Again, true repentance is true love.
The father called the servants in, and bade them bring the finest robe for him; the choicest sandals for his feet; a ring of purest gold for him to wear. And then the father said, My servants, go and kill the fatted calf; prepare a feast, for we are glad; our son we thought was dead is here alive; a treasure that we thought was lost is found.
The feast was soon prepared and all were merry, when the eldest son who had been serving in a distant field and knew not that his brother had returned, came home. And when he learned the cause of all the merriment he was offended, and would not go into the house.

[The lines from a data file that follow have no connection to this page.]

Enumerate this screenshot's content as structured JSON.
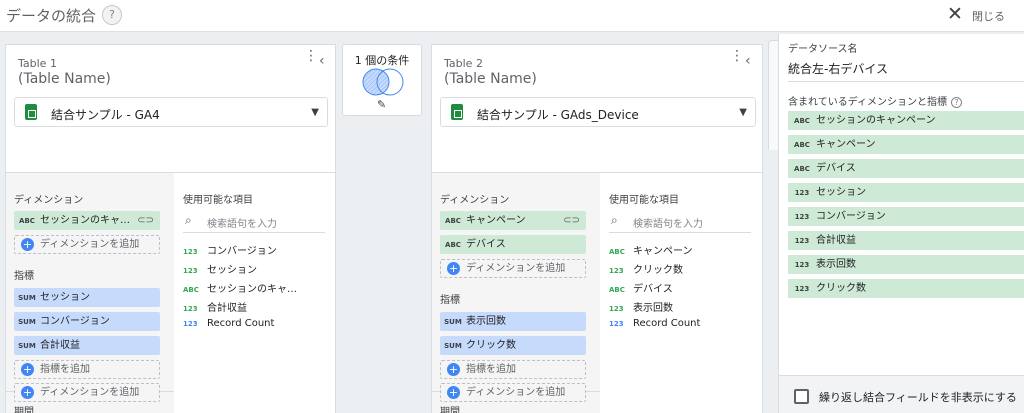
{
  "header": {
    "title": "データの統合",
    "help": "?",
    "close_label": "閉じる"
  },
  "table1": {
    "title": "Table 1",
    "subtitle": "(Table Name)",
    "source": "結合サンプル - GA4",
    "dimensions_title": "ディメンション",
    "dimensions": [
      {
        "tag": "ABC",
        "label": "セッションのキャ…"
      }
    ],
    "add_dimension": "ディメンションを追加",
    "metrics_title": "指標",
    "metrics": [
      {
        "tag": "SUM",
        "label": "セッション"
      },
      {
        "tag": "SUM",
        "label": "コンバージョン"
      },
      {
        "tag": "SUM",
        "label": "合計収益"
      }
    ],
    "add_metric": "指標を追加",
    "period_title": "期間",
    "add_period_dimension": "ディメンションを追加",
    "available_title": "使用可能な項目",
    "search_placeholder": "検索語句を入力",
    "available": [
      {
        "tag": "123",
        "label": "コンバージョン"
      },
      {
        "tag": "123",
        "label": "セッション"
      },
      {
        "tag": "ABC",
        "label": "セッションのキャ…"
      },
      {
        "tag": "123",
        "label": "合計収益"
      },
      {
        "tag": "123",
        "label": "Record Count"
      }
    ]
  },
  "condition": {
    "label": "1 個の条件"
  },
  "table2": {
    "title": "Table 2",
    "subtitle": "(Table Name)",
    "source": "結合サンプル - GAds_Device",
    "dimensions_title": "ディメンション",
    "dimensions": [
      {
        "tag": "ABC",
        "label": "キャンペーン"
      },
      {
        "tag": "ABC",
        "label": "デバイス"
      }
    ],
    "add_dimension": "ディメンションを追加",
    "metrics_title": "指標",
    "metrics": [
      {
        "tag": "SUM",
        "label": "表示回数"
      },
      {
        "tag": "SUM",
        "label": "クリック数"
      }
    ],
    "add_metric": "指標を追加",
    "period_title": "期間",
    "add_period_dimension": "ディメンションを追加",
    "available_title": "使用可能な項目",
    "search_placeholder": "検索語句を入力",
    "available": [
      {
        "tag": "ABC",
        "label": "キャンペーン"
      },
      {
        "tag": "123",
        "label": "クリック数"
      },
      {
        "tag": "ABC",
        "label": "デバイス"
      },
      {
        "tag": "123",
        "label": "表示回数"
      },
      {
        "tag": "123",
        "label": "Record Count"
      }
    ]
  },
  "right_panel": {
    "datasource_label": "データソース名",
    "datasource_name": "統合左-右デバイス",
    "included_label": "含まれているディメンションと指標",
    "included": [
      {
        "tag": "ABC",
        "label": "セッションのキャンペーン"
      },
      {
        "tag": "ABC",
        "label": "キャンペーン"
      },
      {
        "tag": "ABC",
        "label": "デバイス"
      },
      {
        "tag": "123",
        "label": "セッション"
      },
      {
        "tag": "123",
        "label": "コンバージョン"
      },
      {
        "tag": "123",
        "label": "合計収益"
      },
      {
        "tag": "123",
        "label": "表示回数"
      },
      {
        "tag": "123",
        "label": "クリック数"
      }
    ],
    "hide_repeat_label": "繰り返し結合フィールドを非表示にする"
  },
  "colors": {
    "dimension_chip": "#ceead6",
    "metric_chip": "#c6dafc",
    "accent": "#4285f4"
  }
}
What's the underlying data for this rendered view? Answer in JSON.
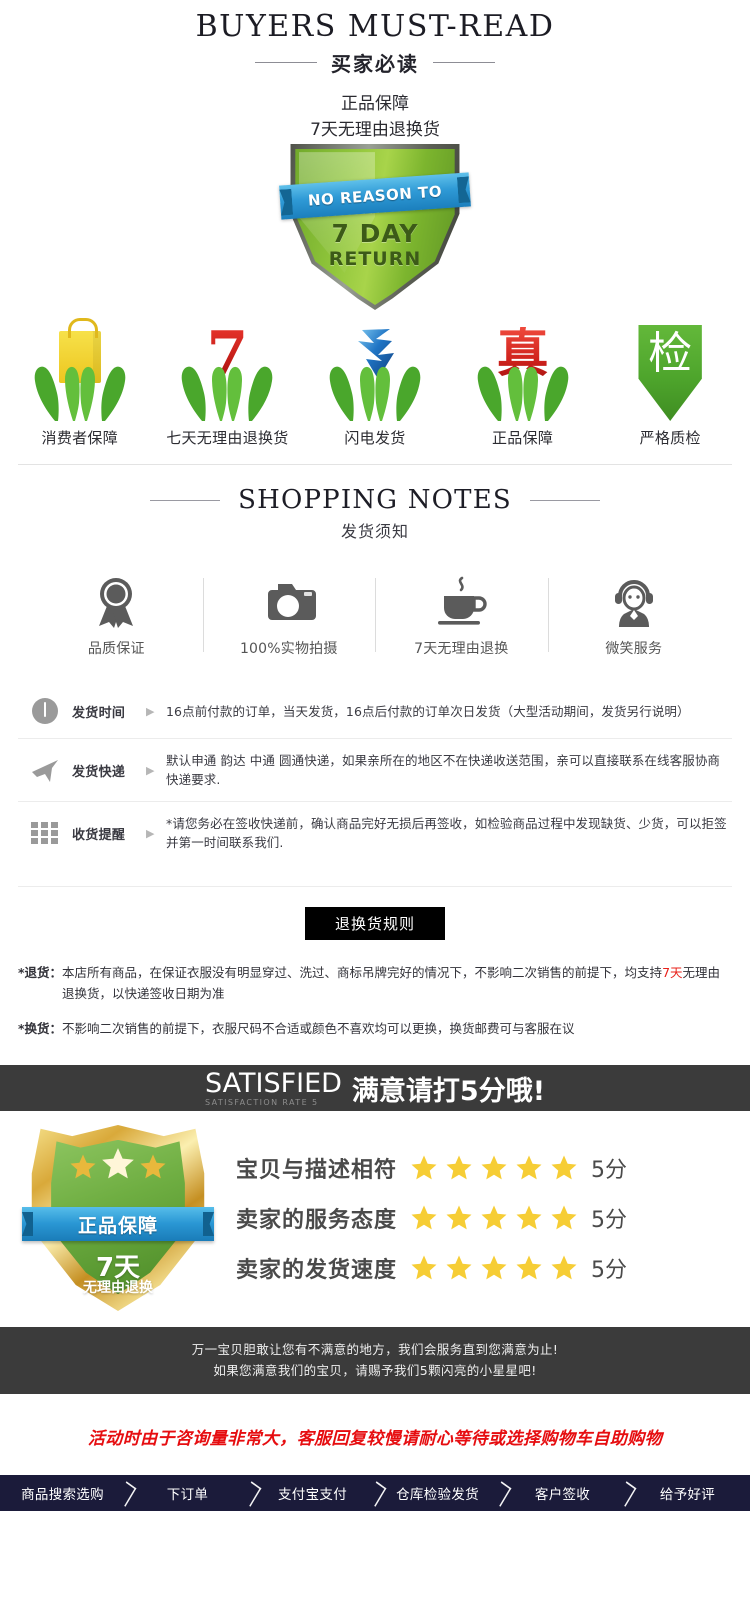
{
  "header": {
    "title_en": "BUYERS MUST-READ",
    "title_cn": "买家必读",
    "sub_line1": "正品保障",
    "sub_line2": "7天无理由退换货"
  },
  "shield_badge": {
    "ribbon": "NO REASON TO",
    "line1": "7 DAY",
    "line2": "RETURN",
    "color_green": "#8ec43a",
    "color_ribbon": "#2f9ad6"
  },
  "guarantee_icons": [
    {
      "glyph": "bag",
      "label": "消费者保障"
    },
    {
      "glyph": "7",
      "label": "七天无理由退换货"
    },
    {
      "glyph": "bolt",
      "label": "闪电发货"
    },
    {
      "glyph": "真",
      "label": "正品保障"
    },
    {
      "glyph": "检",
      "label": "严格质检"
    }
  ],
  "shopping_notes": {
    "title_en": "SHOPPING NOTES",
    "title_cn": "发货须知",
    "services": [
      {
        "icon": "medal-icon",
        "label": "品质保证"
      },
      {
        "icon": "camera-icon",
        "label": "100%实物拍摄"
      },
      {
        "icon": "coffee-cup-icon",
        "label": "7天无理由退换"
      },
      {
        "icon": "headset-agent-icon",
        "label": "微笑服务"
      }
    ],
    "info_rows": [
      {
        "icon": "clock-icon",
        "key": "发货时间",
        "arrow": "▶",
        "value": "16点前付款的订单，当天发货，16点后付款的订单次日发货（大型活动期间，发货另行说明）"
      },
      {
        "icon": "airplane-icon",
        "key": "发货快递",
        "arrow": "▶",
        "value": "默认申通 韵达 中通 圆通快递，如果亲所在的地区不在快递收送范围，亲可以直接联系在线客服协商快递要求."
      },
      {
        "icon": "grid-icon",
        "key": "收货提醒",
        "arrow": "▶",
        "value": "*请您务必在签收快递前，确认商品完好无损后再签收，如检验商品过程中发现缺货、少货，可以拒签并第一时间联系我们."
      }
    ]
  },
  "return_rules": {
    "badge": "退换货规则",
    "items": [
      {
        "tag": "*退货：",
        "text_before": "本店所有商品，在保证衣服没有明显穿过、洗过、商标吊牌完好的情况下，不影响二次销售的前提下，均支持",
        "highlight": "7天",
        "text_after": "无理由退换货，以快递签收日期为准"
      },
      {
        "tag": "*换货：",
        "text_before": "不影响二次销售的前提下，衣服尺码不合适或颜色不喜欢均可以更换，换货邮费可与客服在议",
        "highlight": "",
        "text_after": ""
      }
    ]
  },
  "satisfied": {
    "banner_en": "SATISFIED",
    "banner_en_sub": "SATISFACTION RATE 5",
    "banner_cn": "满意请打5分哦!",
    "gold_shield": {
      "ribbon": "正品保障",
      "days": "7天",
      "sub": "无理由退换",
      "stars": 3
    },
    "ratings": [
      {
        "label": "宝贝与描述相符",
        "stars": 5,
        "score": "5分"
      },
      {
        "label": "卖家的服务态度",
        "stars": 5,
        "score": "5分"
      },
      {
        "label": "卖家的发货速度",
        "stars": 5,
        "score": "5分"
      }
    ],
    "note_line1": "万一宝贝胆敢让您有不满意的地方，我们会服务直到您满意为止!",
    "note_line2": "如果您满意我们的宝贝，请赐予我们5颗闪亮的小星星吧!"
  },
  "red_notice": "活动时由于咨询量非常大，客服回复较慢请耐心等待或选择购物车自助购物",
  "process_steps": [
    "商品搜索选购",
    "下订单",
    "支付宝支付",
    "仓库检验发货",
    "客户签收",
    "给予好评"
  ]
}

His father and his mother both besought him tearfully to disregard the waywardness and folly of their son; but he would not; he said, Lo, all these years I have remained at home, have served you every day, have never yet transgressed your most severe commands; and yet you never killed for me a kid, nor made for me a simple feast that I might make merry with my friends; but when your son, this profligate, who has gone forth and squandered half your wealth in ways of sin, comes home, because he could do nothing else, you kill for him the fatted calf and make a wondrous feast.
His father said, My son, all that I have is yours and you are ever with us in our joys; and it is well to show our gladness when your brother, who is near and dear to us, and who we thought was dead, returns to us alive. He may have been a profligate; may have consorted with gay courtesans and thieves, yet he is still your brother and our son. (Aquarian Gospel 144:18-29)
He may have been a profligate; may have consorted with gay courtesans and thieves, yet he is still your brother and our son. This must ever be our perspective about ourself and others. No matter what the past, even then and now and for always we and they are divine children of God. For that is our nature. Nothing can change it and nothing can prevent its eventual manifestation. Certainly a foolish past should be regretted but the ever-present potential for spiritual glory should be set in mind and its manifestation striven for.
Then Jesus said so all might hear: He who has ears to hear, and a heart to understand will comprehend the meaning of this parable.
Then Jesus and the twelve came to Capernaum. (Aquarian Gospel 144:30, 31)
The true Gospel of Jesus the Christ in its totality can only be known and understood by those whose hearts have been completely purified and opened to the divine light through the cultivation of spiritual consciousness, especially through meditation.